Liegt das vielleicht daran, dass die Mode wesentlich schnelleren Trends unterworfen ist als andere Branchen?
„‚Wir müssen mit dem Zeitgeist gehen‘, ‚wir müssen uns flexibel den Trends anpassen‘ sind die Argumente, die ich aus der Modebranche immer wieder höre und die ich nicht gelten lassen kann. Wenn ich mir anschaue, mit welchen Veränderungen unsere Technologiekunden derzeit konfrontiert sind, Stichwort: KI, Digitalisierung und Nachhaltigkeitsansprüche, behaupte ich sagen zu können, dass es dort nicht langsamer zugeht als im Fashionbereich.
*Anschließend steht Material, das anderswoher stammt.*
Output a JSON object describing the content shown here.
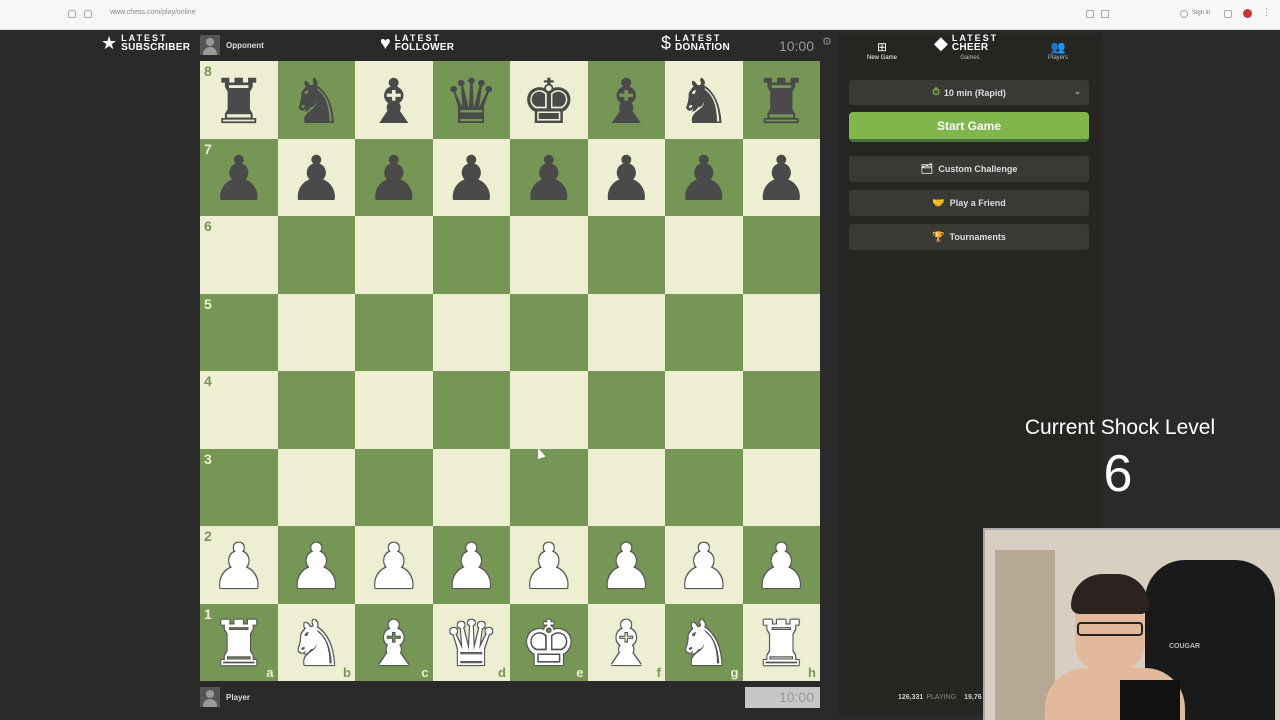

Meiner Meinung nach haben sich Fashion-Trends in den vergangenen Jahren sogar eher verlangsamt. Aber selbst eine hohe Geschwindigkeit widerspricht ja nicht dem Anspruch, einem Zielbild zu folgen, das klar beschreibt, was man gegenüber der Konkurrenz besser machen will. Leider lassen sich viele Modeunternehmen immer noch viel zu sehr vom Zeitgeist treiben, springen vor und zurück und sind irgendwann dann einfach völlig austauschbar. Dafür gibt es mehr als genug Beispiele. Viele Labels folgen eine Weile erfolgreich einem Stilbild. Dann läuft es vielleicht nicht mehr ganz so gut und als Konsequenz verlässt man seinen Weg und verläuft sich letztendlich komplett. Natürlich gibt es auch im Modebereich Ausnahmen. Insbesondere multinationale Konzerne gehen Markenführung extrem systemisch und zielorientiert an.“

Können kleinere Unternehmen Markenbildung überhaupt leisten?
„Ganz klar ja! Jeder Anbieter im Markt muss sich ja die Frage beantworten, warum man gerne mit ihm zusammenarbeiten sollte und was er besser macht als andere. Und weil Sie es eben angesprochen haben: Ein hohes Maß an Flexibilität und ein langfristiges Brandbuilding im Sinne eines klaren Identitätsverständnisses schließen sich überhaupt nicht aus.“

Lassen Sie uns über die Praxis sprechen. Was sind die Voraussetzungen für eine Zusammenarbeit mit Ihnen?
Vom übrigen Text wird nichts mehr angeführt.